Even before Joe Biden announced he was running for president, pundits savaged him. A CNN editor at large dismissed the 76-year old as “a white man who has spent his entire professional life in elected office” running “to lead a party that is increasingly dominated by younger, more diverse voices.” A University of Georgia professor wrote in the Guardian that Mr. Biden’s manifold sins made him “the worst candidate for the Democrats” and “the best opponent for Trump.” Labeling the former vice president’s candidacy “a joke,” a CNBC senior columnist blasted him as “ill-fitted to a Democratic Party” that is embracing an ambitious “progressive economic agenda” and “full-bore identity politics/minority leadership.”
While acknowledging these challenges, I wrote here last month that Mr. Biden had underlying strengths: “Don’t count Uncle Joe out.” For now, that analysis is holding. In his first three weeks as a candidate, Mr. Biden got off to a strong start. He has risen substantially in the RealClearPolitics average of national polls: A 6.3-point lead over Sen. Bernie Sanders before Mr. Biden announced his candidacy has ballooned to 23.5 points. The former vice president now polls at 39.8%, with Mr. Sanders trailing at 16.3%, followed by Sen. Kamala Harris at 8.3%, Sen. Elizabeth Warren at 7.7% and South Bend, Ind., Mayor Pete Buttigieg at 6.8%. The 18 other Democratic candidates are all short of 5%; only four of them top 1%.
Mr. Biden also set a blistering fundraising pace, raising a record $6.3 million in his first 24 hours in the contest. And he’s mostly been gaffe-free, though he did recently make the absurd claim that China didn’t represent real competition for America.
Still, while it was a mistake to undervalue Mr. Biden’s political stock earlier, let’s not overvalue it now.
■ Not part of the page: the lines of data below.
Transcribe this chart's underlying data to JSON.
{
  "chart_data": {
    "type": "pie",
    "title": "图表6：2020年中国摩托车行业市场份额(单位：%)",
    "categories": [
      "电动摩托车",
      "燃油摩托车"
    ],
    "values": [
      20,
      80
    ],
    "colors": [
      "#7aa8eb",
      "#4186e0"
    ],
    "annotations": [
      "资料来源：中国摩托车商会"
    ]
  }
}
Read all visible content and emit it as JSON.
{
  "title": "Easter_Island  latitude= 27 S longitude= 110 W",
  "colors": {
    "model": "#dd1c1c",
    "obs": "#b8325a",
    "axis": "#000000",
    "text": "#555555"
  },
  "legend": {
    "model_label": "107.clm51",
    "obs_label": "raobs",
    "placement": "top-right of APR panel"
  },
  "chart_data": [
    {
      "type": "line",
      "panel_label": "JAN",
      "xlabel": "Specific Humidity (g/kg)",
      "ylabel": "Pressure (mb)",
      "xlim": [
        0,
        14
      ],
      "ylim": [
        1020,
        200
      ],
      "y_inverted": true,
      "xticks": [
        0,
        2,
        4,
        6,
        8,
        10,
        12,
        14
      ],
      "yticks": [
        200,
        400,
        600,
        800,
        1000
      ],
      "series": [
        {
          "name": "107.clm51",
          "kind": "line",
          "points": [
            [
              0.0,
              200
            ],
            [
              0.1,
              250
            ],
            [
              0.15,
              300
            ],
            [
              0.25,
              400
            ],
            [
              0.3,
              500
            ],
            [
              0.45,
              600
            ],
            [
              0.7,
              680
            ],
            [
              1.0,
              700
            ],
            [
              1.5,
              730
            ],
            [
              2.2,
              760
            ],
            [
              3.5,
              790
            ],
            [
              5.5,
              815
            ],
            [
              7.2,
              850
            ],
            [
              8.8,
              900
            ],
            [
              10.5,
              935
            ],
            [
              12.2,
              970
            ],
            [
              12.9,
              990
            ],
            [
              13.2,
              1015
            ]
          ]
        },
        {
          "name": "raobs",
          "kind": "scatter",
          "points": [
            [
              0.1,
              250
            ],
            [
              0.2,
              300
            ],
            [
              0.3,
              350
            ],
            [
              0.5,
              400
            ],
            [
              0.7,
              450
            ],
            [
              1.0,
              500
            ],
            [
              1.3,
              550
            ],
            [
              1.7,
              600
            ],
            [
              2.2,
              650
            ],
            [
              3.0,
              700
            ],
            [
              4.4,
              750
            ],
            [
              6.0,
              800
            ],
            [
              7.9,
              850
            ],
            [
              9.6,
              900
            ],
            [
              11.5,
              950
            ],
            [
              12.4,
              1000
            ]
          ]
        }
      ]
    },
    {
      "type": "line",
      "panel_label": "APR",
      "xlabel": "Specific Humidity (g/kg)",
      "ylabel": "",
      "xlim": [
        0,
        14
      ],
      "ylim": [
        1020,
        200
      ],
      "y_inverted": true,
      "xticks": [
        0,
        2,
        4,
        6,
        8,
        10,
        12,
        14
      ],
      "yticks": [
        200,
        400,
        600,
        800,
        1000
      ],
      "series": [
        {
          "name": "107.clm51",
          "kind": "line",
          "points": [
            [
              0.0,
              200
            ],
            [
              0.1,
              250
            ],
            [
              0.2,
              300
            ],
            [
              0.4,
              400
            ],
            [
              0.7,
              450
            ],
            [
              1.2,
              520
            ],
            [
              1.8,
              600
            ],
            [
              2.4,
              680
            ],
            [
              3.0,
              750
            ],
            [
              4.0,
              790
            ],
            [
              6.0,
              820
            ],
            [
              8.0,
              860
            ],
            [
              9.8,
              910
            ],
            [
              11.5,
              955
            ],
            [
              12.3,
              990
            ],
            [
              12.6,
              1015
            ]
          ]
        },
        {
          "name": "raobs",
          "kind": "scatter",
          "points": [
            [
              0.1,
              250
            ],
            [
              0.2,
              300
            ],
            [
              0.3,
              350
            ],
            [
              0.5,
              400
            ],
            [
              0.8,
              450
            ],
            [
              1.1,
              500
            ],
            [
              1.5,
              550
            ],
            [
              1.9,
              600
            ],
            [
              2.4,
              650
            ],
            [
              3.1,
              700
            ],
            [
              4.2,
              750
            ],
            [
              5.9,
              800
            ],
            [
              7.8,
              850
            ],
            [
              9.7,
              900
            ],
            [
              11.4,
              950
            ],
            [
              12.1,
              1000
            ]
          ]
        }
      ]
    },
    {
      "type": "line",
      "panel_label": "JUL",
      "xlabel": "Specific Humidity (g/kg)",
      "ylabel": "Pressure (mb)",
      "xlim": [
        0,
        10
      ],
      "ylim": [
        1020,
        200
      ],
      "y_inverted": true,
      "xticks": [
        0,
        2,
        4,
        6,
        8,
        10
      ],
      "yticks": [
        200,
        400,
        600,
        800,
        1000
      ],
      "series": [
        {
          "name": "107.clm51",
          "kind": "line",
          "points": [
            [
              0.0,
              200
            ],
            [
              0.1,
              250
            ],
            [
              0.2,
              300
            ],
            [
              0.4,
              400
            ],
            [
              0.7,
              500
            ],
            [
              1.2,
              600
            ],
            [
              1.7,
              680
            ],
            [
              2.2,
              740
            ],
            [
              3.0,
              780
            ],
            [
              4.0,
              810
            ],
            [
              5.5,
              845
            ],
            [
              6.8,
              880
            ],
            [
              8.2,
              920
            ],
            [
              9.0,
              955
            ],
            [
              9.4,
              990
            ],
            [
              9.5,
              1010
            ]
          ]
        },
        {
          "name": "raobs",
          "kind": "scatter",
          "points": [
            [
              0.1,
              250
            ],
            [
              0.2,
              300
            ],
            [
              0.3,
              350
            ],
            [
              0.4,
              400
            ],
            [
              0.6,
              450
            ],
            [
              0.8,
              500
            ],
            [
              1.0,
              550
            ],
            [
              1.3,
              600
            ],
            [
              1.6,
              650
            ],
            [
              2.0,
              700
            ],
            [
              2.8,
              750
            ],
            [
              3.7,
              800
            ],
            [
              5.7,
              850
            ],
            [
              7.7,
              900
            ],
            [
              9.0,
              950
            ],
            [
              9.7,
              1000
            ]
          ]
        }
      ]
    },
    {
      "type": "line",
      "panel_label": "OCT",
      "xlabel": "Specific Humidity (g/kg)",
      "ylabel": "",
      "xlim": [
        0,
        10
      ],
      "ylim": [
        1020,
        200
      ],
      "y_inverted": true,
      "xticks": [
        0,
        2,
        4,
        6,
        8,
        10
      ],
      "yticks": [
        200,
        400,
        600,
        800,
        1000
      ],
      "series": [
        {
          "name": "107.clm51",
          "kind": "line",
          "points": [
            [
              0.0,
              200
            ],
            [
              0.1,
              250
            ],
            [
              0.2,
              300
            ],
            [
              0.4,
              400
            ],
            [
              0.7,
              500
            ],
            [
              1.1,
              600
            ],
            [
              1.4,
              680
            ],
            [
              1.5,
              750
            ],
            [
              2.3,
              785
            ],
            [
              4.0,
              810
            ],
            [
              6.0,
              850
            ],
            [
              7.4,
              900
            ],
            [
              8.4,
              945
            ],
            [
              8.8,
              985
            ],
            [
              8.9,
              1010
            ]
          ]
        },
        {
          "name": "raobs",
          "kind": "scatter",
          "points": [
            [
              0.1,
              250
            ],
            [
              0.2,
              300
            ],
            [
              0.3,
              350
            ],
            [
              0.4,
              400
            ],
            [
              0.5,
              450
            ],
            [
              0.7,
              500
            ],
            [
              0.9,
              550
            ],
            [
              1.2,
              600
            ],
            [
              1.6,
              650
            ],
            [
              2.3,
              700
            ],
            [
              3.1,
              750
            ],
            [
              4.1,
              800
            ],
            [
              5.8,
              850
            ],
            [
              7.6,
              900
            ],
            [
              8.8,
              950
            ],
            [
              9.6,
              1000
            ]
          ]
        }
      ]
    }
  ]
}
He’s on top, but there’s more than enough time for voters to change their minds if he doesn’t continue to exceed expectations.
Democrats are now in the comparison-shopping phase, dividing their presidential field into those who are acceptable, those they need to know more about, and those who can be crossed off the list. Mr. Biden has done well to build on his name identification and reputation as President Obama’s running mate, but that doesn’t mean his support is locked in.
Mr. Biden’s leisurely pace on the campaign trail won’t cut it. He’ll have to do more than his two events a day to sustain momentum. Nor can he continue to avoid the press. He’ll have to subject himself to their questions and scrutiny, like everyone else.
In his first 24 hours as a candidate, Mr. Biden benefited from tapping his base of Delaware and Pennsylvania major givers and the Obama campaign’s online-donor list. Are both sources sustainable? We’ll see when the next quarterly fundraising reports are filed in mid-July. And most important, can a traditional Democrat succeed in the age of surging democratic socialism? So far, so good, but we’re at the contest’s beginning.
It doesn’t always work for front-runners to present their victory as inevitable; see Clinton, Hillary, circa 2007-08. Mr. Biden understands this, which is why he emphasizes his opposition to Donald Trump in his speeches. Nothing unites Democratic activists more than the desire to remove the president, by impeachment if possible and by election if necessary. That’s smart for now, but Mr. Biden’s advisers know his intraparty competitors already are sharpening knives and polishing attack lines to deploy against him.
Mr. Biden will have to parry some assaults, but winning the nomination depends less on attacking other Democrats than advancing one’s own cause, especially in the early states of Iowa and New Hampshire. Recall Nov. 10, 2007: As Iowa Democrats arrived at their Jefferson-Jackson dinner, Hillary Clinton led Barack Obama in the RealClearPolitics national average by roughly 46% to 24%, with John Edwards around 13%. Mr. Obama drew the final speaking slot and delivered a powerful address that galvanized caucus-goers with a vision of “what’s next for America.”
Despite pledging that “Karl Rove politics will finally be over,” that speech alone couldn’t have produced Mr. Obama’s surprise Iowa upset. Rhetoric mattered, but it wouldn’t have been enough without old-fashioned organizing. Team Obama had built a formidable statewide network, which the speech energized.
Fast forward to today. Is there a candidate out there who can pull off an upset in Iowa or New Hampshire by building a strong organization and then starting a prairie fire in a debate, cattle show or moment of unanticipated high drama? That question—and whether his campaign could recover—should keep Mr. Biden up at night.